[Originally published in the Barre Times-Argus and Rutland Herald.]
All it takes to get America ginned up about terrorism and air travel security is to have another attempt to down a jetliner hit the press. Detroit has done just that.
Suggestions for solutions to this problem cover the range from idiotic to inspired. One genius on CNN suggested we ban anyone with an Arabic name from flying at all. One rather thoughtful expert suggested that there are a number of devices available that are capable of sniffing out explosive compounds.
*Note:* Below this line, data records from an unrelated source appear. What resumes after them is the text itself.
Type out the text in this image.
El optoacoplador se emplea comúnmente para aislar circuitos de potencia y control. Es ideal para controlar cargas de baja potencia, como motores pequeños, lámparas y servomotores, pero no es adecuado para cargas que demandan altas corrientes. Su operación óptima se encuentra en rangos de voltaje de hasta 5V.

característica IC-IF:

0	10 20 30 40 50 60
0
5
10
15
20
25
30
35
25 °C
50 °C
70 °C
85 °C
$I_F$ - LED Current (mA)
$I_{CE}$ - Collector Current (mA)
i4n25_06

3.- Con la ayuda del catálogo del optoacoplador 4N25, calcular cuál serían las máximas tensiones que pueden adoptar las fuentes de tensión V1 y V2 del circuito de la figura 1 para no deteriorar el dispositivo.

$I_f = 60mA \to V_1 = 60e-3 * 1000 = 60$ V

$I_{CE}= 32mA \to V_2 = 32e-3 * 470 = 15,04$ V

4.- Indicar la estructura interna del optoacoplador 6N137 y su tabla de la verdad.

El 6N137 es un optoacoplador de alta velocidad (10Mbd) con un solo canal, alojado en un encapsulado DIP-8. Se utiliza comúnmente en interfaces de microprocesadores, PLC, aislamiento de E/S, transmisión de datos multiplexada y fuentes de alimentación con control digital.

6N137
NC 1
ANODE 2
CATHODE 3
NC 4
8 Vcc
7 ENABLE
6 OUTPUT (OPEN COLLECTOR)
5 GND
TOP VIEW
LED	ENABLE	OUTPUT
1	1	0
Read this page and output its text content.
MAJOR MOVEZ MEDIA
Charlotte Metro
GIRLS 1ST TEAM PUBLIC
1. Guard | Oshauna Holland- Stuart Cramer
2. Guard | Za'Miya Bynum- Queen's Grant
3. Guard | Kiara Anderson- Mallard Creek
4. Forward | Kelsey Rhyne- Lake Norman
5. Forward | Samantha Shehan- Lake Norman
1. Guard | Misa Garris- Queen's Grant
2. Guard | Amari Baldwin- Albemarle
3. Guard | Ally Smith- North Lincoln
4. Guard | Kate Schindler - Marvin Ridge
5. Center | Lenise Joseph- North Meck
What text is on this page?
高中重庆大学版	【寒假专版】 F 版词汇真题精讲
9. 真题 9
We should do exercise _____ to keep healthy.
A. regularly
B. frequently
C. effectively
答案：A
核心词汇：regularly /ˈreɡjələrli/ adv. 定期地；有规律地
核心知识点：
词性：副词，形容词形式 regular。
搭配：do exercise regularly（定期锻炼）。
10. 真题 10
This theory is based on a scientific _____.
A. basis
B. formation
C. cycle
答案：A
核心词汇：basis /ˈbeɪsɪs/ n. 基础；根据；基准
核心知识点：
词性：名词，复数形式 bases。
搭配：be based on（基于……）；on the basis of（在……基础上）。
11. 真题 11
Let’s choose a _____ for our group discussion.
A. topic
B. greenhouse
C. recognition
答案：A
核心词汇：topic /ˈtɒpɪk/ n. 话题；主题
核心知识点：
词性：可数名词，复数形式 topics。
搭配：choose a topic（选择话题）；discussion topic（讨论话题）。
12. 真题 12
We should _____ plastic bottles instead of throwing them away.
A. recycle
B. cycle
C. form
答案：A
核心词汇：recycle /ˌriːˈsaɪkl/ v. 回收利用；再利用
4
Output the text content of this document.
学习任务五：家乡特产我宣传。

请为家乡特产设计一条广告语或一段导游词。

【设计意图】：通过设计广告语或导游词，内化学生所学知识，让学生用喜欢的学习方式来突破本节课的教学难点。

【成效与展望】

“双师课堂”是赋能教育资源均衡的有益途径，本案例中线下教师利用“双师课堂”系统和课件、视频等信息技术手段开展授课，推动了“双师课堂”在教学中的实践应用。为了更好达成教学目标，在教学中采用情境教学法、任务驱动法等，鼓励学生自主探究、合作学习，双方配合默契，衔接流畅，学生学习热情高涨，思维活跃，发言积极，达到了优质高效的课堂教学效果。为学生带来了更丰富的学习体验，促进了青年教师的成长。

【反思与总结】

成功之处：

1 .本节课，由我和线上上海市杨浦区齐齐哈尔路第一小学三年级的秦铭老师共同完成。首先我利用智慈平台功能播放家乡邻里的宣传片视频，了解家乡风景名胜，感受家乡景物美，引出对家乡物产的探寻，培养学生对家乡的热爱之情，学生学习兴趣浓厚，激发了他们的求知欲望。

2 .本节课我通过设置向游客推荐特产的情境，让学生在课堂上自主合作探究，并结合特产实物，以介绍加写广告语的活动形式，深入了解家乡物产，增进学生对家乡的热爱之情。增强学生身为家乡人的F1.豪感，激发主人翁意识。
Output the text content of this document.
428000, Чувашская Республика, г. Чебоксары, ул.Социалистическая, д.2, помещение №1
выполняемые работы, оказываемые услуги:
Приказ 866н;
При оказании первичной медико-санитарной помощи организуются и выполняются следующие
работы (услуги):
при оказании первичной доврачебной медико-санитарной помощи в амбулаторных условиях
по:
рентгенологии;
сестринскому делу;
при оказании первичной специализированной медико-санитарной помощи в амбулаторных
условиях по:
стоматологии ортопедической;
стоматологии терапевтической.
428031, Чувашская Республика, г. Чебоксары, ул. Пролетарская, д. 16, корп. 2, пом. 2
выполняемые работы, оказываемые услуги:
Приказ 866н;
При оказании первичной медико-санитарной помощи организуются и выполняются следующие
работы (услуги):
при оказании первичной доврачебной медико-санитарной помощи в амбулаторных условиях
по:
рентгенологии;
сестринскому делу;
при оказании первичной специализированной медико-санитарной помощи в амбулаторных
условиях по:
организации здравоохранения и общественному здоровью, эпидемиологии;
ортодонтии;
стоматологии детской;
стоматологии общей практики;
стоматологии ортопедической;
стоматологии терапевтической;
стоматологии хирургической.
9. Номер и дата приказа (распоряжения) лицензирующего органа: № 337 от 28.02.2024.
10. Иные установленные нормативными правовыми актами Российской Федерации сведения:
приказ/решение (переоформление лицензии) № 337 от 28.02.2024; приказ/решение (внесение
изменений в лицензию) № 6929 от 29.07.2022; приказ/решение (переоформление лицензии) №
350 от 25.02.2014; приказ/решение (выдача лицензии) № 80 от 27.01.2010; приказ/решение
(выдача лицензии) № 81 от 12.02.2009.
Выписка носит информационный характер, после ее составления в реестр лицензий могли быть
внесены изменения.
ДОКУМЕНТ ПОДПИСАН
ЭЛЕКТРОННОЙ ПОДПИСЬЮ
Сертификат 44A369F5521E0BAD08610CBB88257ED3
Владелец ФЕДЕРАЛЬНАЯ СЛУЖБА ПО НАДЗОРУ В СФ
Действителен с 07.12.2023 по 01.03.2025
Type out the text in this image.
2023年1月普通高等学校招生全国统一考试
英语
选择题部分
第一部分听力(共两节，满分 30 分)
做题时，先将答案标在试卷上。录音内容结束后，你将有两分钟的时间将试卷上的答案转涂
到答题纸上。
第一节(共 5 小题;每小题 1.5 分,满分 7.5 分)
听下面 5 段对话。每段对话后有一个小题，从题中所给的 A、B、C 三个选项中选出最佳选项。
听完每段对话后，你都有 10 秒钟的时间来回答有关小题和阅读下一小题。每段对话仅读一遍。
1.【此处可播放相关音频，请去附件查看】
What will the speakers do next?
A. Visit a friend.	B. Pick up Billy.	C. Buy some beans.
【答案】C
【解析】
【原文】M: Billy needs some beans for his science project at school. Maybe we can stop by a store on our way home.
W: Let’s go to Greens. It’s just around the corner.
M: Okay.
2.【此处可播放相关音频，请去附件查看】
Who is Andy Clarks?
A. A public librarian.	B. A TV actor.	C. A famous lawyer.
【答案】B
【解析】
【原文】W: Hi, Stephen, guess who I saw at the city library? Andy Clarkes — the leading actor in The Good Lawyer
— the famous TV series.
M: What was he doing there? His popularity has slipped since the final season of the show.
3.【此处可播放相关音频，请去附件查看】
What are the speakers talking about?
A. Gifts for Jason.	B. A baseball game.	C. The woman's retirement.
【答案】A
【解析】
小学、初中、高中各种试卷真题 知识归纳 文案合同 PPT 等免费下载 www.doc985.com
Americans cannot be both safe and free. Until the time when and if technology takes over, if you really want to be safe in the air, you will have to accept some diminution of your personal freedoms, like virtual screening and body searches. If you want to be free, you will have to reject such measures and perhaps not fly.
Let’s face it, Americans have already accepted major intrusions into their personal freedoms with warrantless wiretapping and most of the other measures instituted by the Bush administration under the Patriot Act after 9/11. So, you see, your horse has already left the barn.
One CNN “expert” has suggested that what is wrong is that we are focused too much on weaponry in our anti-terrorism measures. What we should be doing, he suggested, is focusing on the people. Terrorists, he and many others have said, have many common and identifiable factors. They are all Muslims and have strange names, for example. Forget the legal issues, we need to profile them.
If you look at Muslims around the world, they are black, white, tan, Asian, European and Middle Eastern. Consider Nigeria, the Arab world, Southeast Asia, Southwest Asia, China, Russia, Bosnia and Albania. That covers the human color range. There are no common denominators in those groups other than their religion, and that only if they are Muslim and choose to say so.
In addition, they now include numbers of converts who are entirely atypical. Some are white Americans and Europeans.
Quite apart from those absolutes, any good terrorist organization has its document specialists. Any such specialist can create or alter just about any passport by giving the bearer a new name, date and place of birth, or any of the other identifying characteristics contained in such a document. That really puts the torch to any foolproof system that would focus on the individual rather than the chosen weapon. In fact, the best known, most competent and highly blacklisted terrorist can foil the entire watch list system by assuming a new identity. So much for watch lists and no-fly lists.
The only potentially effective system available is based on common sense and technology. Common sense dictates that we have a system that will tell us unequivocally that any given person: bought a one-way ticket; bought a ticket with cash; had only a carry-on for a three-week stay. Or that that same person had been reported to U.S. authorities as an increasingly radicalized Muslim. We have computers. What we need is more reliable input and analysis.
Technological solutions now include machines designed to detect explosives at airports as part of security screening. Although performance specs on such technology are understandably closely held, they are said to work very well and to have low failure rates. The only impediments to the use of such technology are the availability of the machines and the decision to install them.
If the terrorist is able to get his bomb past airport controls, today’s carry-on bomb materials clearly require privacy to be assembled and armed. That can best be done in the toilet. There needs to be a way to learn that such a process is under way; given our high level of technical sophistication, that is certainly possible.
Of course, it would be useful if there actually were someone in charge at the Transportation Security Administration. The nominee, Erroll Southers, has been held up by Sen. Jim DeMint of South Carolina since early September, because the senator fears that Southers will unionize airport screeners. Now, there’s a good way to keep us safe in the air!
We are at the point where technology and common sense, instead of prejudice, stereotyping and hysteria, represent the possibility of saving us from our baser selves, while measurably increasing our security without further diminishing our personal freedoms. That certainly is worth a try.
Haviland Smith is a retired CIA station chief who served in Eastern and Western Europe and the Middle East and as chief of the counterterrorism staff.